Gravotech – La Chapelle-Saint-Luc : un premier recul patronal

16 Juin 2021

Fin mai et début juin, les travailleurs de l’entreprise Gravotech à La Chapelle-Saint-Luc, près de Troyes dans l’Aube, qui emploie 210 salariés, se sont mobilisés pour obtenir une augmentation de salaire.

Gravotech est une entreprise, ex-leader mondial, spécialisée dans la conception et la fabrication de machines de gravure et de découpe laser. C’est une activité suffisamment rentable pour que des banques s’y soient intéressées. Depuis 1996, les LBO (Leverage buy-out) se succèdent. Ces « achats à effet de levier » permettent d’acquérir une entreprise par le biais d’un montage financier constitué d’un investissement de l’ordre de 10 % et, à 90 %, d’un emprunt, chaque revente permettant aux acquéreurs de repartir avec des dizaines de millions d’euros.

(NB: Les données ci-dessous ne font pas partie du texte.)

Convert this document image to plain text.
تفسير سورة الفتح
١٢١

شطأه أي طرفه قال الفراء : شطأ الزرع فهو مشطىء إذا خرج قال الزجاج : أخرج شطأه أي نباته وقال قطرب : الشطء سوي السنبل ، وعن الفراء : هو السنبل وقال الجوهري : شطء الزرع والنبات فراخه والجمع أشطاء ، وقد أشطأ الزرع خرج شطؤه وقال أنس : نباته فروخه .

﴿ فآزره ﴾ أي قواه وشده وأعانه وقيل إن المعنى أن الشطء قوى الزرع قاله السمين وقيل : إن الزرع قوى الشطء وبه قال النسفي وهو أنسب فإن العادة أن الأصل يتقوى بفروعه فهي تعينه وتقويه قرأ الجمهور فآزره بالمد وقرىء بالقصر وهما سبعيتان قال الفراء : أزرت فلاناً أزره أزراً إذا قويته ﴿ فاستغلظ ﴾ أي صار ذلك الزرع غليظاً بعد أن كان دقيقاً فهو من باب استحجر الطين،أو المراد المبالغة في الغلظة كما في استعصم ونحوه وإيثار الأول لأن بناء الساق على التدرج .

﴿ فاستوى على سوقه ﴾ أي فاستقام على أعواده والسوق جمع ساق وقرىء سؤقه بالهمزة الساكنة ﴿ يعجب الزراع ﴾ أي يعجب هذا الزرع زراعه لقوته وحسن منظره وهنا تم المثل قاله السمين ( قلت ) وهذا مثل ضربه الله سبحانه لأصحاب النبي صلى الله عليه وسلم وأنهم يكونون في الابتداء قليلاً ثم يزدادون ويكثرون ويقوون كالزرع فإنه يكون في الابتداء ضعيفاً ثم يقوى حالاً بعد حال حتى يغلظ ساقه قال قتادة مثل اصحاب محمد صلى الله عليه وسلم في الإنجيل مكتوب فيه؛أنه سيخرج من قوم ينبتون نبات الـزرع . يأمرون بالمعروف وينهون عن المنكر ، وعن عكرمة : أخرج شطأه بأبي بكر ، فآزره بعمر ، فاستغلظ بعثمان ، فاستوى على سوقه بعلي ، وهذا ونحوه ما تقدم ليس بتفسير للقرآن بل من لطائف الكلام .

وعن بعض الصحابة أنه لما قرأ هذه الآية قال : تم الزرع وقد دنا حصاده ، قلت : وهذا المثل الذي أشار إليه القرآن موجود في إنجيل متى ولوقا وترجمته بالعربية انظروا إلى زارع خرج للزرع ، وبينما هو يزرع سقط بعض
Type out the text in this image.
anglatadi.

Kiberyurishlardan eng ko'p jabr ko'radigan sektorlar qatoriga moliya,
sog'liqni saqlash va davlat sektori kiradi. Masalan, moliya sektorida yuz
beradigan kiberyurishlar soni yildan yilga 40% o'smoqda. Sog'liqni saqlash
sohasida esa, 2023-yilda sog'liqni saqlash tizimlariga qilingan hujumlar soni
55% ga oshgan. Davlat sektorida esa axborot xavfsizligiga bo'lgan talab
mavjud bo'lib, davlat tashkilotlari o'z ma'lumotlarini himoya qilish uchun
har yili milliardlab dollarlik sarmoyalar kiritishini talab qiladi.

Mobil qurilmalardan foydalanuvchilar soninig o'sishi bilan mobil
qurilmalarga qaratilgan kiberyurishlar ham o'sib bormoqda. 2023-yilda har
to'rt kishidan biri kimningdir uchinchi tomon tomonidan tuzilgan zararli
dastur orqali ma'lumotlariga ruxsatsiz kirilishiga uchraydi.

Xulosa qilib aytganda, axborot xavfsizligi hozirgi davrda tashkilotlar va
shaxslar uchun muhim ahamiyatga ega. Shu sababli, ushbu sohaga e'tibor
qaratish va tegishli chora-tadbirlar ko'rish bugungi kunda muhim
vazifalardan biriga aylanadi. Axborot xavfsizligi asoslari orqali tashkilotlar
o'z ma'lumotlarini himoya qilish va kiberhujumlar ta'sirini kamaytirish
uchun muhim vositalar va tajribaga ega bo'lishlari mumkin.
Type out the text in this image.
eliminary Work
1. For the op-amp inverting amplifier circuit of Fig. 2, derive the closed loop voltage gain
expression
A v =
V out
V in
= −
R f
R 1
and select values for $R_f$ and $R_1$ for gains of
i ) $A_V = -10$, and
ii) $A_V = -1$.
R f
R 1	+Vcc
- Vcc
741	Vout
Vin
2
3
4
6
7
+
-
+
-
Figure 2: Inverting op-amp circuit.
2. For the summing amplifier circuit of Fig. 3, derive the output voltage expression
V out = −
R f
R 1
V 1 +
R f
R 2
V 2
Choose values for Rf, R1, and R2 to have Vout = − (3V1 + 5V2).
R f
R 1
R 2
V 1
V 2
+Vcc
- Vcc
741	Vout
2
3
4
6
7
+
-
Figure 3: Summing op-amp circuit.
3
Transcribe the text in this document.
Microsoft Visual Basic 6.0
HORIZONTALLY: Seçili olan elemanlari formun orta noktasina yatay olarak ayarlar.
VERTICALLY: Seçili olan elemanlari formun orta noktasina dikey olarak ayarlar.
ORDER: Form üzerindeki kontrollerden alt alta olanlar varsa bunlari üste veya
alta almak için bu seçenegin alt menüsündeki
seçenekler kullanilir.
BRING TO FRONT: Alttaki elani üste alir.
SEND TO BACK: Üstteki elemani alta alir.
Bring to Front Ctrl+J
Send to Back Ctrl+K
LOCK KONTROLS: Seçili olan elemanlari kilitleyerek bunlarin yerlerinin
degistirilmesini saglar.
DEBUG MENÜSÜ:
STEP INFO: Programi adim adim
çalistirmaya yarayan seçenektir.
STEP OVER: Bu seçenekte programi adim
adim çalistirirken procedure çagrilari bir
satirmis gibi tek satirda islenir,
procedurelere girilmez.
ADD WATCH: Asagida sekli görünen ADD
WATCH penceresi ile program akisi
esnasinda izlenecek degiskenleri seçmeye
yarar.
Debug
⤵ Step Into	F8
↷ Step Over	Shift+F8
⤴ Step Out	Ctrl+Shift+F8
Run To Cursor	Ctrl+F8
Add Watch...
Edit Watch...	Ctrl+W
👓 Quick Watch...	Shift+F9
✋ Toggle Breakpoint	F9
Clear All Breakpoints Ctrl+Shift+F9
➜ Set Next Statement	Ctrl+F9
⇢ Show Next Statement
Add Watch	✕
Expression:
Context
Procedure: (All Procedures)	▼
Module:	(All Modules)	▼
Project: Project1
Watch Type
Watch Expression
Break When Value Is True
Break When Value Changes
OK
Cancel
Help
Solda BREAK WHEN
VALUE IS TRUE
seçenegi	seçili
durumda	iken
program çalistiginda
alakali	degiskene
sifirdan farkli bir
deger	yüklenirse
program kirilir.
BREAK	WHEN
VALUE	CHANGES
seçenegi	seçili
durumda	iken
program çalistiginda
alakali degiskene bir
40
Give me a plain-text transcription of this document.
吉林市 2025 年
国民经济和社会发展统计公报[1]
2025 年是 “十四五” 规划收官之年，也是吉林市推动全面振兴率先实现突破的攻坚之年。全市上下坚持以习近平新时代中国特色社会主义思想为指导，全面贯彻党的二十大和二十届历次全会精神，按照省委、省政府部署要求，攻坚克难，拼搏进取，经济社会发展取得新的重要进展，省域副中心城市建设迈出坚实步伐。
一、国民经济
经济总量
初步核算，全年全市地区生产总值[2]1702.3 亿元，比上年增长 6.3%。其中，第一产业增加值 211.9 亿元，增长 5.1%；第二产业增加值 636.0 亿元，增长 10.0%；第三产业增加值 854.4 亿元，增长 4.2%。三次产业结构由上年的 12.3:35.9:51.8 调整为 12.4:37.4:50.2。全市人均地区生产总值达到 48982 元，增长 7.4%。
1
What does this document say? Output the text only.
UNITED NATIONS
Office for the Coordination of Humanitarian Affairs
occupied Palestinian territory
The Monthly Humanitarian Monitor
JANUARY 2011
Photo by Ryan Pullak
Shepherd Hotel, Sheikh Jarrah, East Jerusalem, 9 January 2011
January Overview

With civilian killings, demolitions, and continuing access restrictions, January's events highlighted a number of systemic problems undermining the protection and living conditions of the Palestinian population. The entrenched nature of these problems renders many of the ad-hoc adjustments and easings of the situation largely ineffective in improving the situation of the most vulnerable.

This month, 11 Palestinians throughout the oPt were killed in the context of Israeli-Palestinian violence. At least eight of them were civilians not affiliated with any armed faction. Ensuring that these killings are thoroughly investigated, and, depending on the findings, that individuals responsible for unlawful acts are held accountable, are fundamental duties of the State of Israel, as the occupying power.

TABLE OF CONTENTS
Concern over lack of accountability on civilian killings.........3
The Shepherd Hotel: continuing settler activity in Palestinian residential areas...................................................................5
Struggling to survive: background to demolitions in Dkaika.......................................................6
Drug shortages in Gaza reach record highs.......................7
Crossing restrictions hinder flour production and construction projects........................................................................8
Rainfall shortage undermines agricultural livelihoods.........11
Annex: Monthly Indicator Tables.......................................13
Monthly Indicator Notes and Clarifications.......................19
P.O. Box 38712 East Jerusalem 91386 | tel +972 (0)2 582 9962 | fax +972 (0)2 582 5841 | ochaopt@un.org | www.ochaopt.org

Le remboursement des dettes s’est traduit par des réorganisations incessantes du travail visant à augmenter la production et développer la polyvalence, aboutissant même à des licenciements. Les CDI sont progressivement remplacés par des intérimaires. Même le responsable du personnel est en CDD de six mois. Alors quand, sous prétexte d’une baisse des ventes due au Covid, la direction a annoncé lors des négociations annuelles obligatoires qu’il y aurait cette année 0 % d’augmentation, c’était trop.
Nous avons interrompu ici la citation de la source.